— Нет, — качнула головой сестра. — Чужое время никому не приносит счастья. Поэтому он свободен. И торопится в Галлию. И успеет уйти… Не лишай меня этой веры, — попросила, чуть не плача.
И Марк опустил лицо, чтобы скрыть проступившую бледность.
— Конечно. Он, должно быть, уже далеко, — сказал, как мог твердо, и вышел, оставив ее одну — с надеждой.
Он знал, что судьба Армата теперь непредсказуема. Они не могут вмешаться в нее, как не могут спасти Помпеи, даже владея тайной, известной им одним. «Чужое время никому не приносит счастья», — повторил он слова Ливии и подумал, что она права, хотя имела в виду совсем другое.
* * *
Пыльная дорога уводила Армата от города. Но с каждым шагом мрачнее становилось его лицо. И мысли возвращались назад, к смятой траве сада, которая давно распрямилась… Где сейчас Ливия? Почему не отпускает от себя?.. Все дальше странный дом, а запах ее волос сводит с ума, и не спрятаться от него, не уйти… Глупец! Он думал, что торжествует… А она не билась в его руках, никого не звала на помощь… Стоило ей крикнуть — и он отступил бы, отрезвленный. И был бы схвачен — за то, чего не успел совершить… Но она не кричала… А он прощен и свободен, хотя заслужил смерть. И, кажется, понял главное: что сам ничего бы не смог, если бы она не захотела… Это не трудно понять. Труднее — поверить. И самое сложное — разобраться в себе самом…
Порыв ветра хлестнул по лицу Армата. Он вспомнил пощечину и усмехнулся с горечью, услышав собственные слова: «Раба так не бьют…»

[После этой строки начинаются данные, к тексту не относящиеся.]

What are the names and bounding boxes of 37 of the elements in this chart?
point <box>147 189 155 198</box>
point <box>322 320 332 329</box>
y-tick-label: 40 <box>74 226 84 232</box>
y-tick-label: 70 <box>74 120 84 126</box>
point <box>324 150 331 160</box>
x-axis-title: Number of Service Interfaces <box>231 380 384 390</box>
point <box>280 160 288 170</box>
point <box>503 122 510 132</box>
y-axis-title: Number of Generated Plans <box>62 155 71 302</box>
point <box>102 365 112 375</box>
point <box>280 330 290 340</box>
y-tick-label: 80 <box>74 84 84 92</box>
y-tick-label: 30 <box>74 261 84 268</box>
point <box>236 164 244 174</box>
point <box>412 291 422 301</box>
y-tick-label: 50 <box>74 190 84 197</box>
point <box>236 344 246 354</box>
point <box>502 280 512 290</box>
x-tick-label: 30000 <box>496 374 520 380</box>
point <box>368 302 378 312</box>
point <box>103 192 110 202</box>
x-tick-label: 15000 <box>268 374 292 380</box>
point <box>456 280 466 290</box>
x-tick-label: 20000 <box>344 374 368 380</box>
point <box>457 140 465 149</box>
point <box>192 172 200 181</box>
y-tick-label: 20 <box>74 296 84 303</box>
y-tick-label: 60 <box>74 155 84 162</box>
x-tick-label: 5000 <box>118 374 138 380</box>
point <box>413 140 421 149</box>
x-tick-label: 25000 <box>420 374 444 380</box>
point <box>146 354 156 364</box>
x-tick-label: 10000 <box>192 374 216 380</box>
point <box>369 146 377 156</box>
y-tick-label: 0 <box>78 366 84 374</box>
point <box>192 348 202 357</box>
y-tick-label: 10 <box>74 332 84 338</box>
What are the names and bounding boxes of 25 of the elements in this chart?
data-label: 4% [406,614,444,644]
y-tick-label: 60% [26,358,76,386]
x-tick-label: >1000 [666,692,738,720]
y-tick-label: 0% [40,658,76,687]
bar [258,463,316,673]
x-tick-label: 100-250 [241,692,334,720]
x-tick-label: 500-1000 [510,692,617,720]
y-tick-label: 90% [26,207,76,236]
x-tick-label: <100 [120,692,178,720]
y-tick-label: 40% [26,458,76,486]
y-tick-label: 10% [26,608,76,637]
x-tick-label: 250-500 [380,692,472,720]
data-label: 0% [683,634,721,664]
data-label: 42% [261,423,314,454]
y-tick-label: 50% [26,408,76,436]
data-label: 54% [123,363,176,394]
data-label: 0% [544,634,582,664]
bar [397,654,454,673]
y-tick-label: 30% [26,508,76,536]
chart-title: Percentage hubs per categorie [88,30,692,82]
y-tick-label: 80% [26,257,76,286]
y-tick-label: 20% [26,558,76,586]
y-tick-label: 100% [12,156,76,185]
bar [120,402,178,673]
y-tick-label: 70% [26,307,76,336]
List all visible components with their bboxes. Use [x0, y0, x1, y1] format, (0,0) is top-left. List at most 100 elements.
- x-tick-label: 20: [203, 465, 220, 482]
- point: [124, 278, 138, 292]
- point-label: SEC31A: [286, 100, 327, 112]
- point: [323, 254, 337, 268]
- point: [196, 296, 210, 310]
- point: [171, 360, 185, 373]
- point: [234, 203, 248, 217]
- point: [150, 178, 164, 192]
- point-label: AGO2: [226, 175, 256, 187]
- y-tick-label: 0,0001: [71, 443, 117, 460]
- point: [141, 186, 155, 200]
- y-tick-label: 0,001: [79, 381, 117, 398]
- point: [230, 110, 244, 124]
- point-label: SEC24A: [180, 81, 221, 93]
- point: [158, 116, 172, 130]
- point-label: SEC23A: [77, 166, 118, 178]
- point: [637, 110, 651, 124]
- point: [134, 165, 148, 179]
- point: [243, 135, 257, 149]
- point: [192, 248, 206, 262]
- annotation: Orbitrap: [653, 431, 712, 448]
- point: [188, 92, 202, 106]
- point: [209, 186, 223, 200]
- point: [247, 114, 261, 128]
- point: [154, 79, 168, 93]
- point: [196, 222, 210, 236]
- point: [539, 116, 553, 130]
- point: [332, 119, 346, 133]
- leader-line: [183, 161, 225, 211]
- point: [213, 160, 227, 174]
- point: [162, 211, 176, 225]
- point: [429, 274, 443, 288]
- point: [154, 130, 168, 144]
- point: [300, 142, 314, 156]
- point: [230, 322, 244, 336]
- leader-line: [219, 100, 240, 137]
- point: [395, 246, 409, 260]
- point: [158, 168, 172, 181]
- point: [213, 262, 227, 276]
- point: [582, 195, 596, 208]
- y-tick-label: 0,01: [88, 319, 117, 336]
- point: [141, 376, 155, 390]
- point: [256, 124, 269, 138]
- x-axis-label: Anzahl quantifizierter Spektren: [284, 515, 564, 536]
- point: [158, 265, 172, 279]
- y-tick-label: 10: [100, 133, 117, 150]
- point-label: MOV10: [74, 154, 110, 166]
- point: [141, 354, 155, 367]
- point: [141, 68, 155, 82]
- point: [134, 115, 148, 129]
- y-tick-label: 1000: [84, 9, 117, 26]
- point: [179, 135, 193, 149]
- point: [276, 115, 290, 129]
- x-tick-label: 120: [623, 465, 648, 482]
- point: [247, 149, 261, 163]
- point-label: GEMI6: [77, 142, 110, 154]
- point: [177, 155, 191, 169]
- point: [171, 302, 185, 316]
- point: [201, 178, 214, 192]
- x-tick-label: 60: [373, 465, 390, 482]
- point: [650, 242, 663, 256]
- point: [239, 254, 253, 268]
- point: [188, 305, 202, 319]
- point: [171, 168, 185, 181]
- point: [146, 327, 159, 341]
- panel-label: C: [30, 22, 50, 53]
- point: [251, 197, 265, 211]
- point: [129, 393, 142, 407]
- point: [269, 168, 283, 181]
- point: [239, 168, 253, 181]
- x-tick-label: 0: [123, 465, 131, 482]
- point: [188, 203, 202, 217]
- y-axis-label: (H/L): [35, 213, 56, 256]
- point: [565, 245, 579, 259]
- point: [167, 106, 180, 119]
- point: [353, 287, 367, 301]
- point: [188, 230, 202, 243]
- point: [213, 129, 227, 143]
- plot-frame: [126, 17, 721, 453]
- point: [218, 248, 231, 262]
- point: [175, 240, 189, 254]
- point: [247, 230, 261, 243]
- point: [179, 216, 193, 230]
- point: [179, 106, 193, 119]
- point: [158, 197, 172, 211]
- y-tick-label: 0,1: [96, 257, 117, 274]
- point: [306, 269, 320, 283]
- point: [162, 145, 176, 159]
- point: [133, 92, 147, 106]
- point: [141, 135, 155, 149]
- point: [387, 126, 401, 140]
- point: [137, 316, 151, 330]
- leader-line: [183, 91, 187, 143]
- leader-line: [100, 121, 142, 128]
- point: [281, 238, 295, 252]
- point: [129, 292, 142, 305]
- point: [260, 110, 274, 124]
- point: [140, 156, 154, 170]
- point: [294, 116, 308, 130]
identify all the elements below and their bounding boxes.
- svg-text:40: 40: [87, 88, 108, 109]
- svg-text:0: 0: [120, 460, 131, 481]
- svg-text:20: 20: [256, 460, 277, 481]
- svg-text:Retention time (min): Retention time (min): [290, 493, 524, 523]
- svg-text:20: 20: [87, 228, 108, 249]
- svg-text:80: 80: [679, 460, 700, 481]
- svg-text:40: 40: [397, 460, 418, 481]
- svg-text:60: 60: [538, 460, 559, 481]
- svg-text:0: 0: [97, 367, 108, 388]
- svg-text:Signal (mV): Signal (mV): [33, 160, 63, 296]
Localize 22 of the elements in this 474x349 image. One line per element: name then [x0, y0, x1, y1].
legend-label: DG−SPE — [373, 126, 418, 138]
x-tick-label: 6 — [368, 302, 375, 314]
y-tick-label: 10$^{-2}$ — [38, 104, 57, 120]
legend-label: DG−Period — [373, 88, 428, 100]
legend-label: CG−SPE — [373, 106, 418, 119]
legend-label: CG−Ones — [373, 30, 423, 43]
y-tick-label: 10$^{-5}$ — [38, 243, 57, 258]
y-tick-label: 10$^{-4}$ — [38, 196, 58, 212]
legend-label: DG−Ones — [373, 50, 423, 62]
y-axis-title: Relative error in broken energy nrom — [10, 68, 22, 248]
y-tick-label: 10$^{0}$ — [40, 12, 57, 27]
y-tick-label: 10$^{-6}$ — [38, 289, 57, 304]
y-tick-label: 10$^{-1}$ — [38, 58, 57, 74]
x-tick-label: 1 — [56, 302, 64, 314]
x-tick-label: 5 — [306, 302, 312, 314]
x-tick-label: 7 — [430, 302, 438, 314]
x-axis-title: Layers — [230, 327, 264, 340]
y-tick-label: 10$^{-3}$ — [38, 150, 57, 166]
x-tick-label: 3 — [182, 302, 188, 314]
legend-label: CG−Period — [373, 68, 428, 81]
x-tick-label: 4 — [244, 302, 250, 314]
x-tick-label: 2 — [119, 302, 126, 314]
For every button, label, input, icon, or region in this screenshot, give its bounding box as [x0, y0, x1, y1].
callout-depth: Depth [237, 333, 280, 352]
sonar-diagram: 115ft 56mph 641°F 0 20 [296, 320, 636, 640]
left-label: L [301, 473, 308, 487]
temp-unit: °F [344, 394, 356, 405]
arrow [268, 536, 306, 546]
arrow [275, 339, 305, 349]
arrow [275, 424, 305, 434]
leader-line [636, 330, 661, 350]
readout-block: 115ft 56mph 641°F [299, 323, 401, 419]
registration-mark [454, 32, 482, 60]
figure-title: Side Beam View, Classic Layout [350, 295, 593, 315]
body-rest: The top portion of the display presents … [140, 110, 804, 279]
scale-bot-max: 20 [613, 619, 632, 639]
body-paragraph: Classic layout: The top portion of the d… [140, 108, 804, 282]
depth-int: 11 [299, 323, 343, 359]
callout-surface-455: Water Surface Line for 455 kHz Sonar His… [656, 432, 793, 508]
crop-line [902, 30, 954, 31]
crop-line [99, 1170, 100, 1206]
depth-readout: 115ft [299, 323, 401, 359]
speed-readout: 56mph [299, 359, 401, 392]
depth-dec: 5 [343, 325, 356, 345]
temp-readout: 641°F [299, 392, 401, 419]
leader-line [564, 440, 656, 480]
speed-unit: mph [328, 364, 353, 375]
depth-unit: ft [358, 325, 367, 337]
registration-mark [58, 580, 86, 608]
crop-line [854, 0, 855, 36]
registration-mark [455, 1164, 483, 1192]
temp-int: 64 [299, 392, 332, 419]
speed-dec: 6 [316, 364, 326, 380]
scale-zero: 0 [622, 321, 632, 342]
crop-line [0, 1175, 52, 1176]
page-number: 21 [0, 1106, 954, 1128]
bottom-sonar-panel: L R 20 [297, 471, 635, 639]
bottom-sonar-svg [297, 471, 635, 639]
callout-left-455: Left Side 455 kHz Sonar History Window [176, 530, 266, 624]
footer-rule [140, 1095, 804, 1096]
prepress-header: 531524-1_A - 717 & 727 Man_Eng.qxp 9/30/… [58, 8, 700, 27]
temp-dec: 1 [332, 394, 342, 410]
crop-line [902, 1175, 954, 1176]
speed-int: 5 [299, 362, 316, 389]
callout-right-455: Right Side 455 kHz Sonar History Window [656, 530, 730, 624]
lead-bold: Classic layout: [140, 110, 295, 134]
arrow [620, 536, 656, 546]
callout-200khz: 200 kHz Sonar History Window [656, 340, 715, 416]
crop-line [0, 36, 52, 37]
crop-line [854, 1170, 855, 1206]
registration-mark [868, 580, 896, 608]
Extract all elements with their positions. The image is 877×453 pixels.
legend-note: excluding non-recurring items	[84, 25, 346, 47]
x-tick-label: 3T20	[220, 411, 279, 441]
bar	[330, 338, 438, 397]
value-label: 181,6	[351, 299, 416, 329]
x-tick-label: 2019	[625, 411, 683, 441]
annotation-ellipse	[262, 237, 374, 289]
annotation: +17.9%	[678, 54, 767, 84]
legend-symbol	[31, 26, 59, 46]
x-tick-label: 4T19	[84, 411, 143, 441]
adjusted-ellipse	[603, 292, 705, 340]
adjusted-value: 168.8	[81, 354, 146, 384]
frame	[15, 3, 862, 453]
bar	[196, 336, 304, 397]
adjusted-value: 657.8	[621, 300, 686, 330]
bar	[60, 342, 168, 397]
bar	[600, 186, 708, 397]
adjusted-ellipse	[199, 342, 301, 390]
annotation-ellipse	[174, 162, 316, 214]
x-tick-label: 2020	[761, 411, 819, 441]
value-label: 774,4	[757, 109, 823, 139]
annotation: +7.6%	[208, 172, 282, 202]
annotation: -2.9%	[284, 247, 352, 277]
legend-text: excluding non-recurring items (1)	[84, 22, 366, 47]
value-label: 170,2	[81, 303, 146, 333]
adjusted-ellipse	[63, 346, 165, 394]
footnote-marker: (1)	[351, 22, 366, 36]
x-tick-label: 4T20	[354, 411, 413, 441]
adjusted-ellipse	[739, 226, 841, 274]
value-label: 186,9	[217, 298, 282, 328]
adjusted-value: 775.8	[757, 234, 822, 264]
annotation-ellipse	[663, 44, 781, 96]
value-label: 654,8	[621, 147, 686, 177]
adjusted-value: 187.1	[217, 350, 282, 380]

«Подлый, трусливый раб! Как старался ты доказать, что вправе быть человеком… И надругался над ней. И ушел, не простившись. Ночью, тайком… Испугался слез на ее ресницах. Испугался себя…»
Он не звал ее Ливией, но всегда — «моя госпожа». А теперь твердил это имя, мучась и ненавидя. Он переживал чувство, подобное отчаянию, не догадываясь, что это и есть любовь…
* * *
Ливия бродила по саду, по дорожкам из белого мрамора. Последний день… Как странно, что все это будет. Проснется Везувий. Огненной лавой и пеплом накроет город, который спит, не зная своей судьбы… Двое владеют тайной и должны выбирать, кому даровать спасение, кого оставить на милость богов. И нельзя ничего изменить… Дом опустеет, но никто не станет искать ни хозяев, ни их рабов, создающих шедевры. Память о них останется под развалинами Помпей. А спасенный талант еще послужит людям. Ради этого посланцы будущего явились сюда… Но почему так болит и тоскует сердце? Прошлому нет забвения и нет возврата к нему. А жизнь в ином мире имеет горькую цену. Страшно погибнуть в огне и воскреснуть однажды — через три тысячи лет… Кто согласится покинуть время, в котором рожден, ради далекого и бесконечно чужого? Каждый из нас — дитя своего мира, и, теряя его, неизбежно теряет себя… Но те, кто скоро исчезнет из города обреченных, не могут об этом знать. Их мнения не спросит никто, вручая жизнь и свободу. И великое право — творить в часы вдохновения. Гении нужны человечеству, и оно лишает их выбора и возможности умереть…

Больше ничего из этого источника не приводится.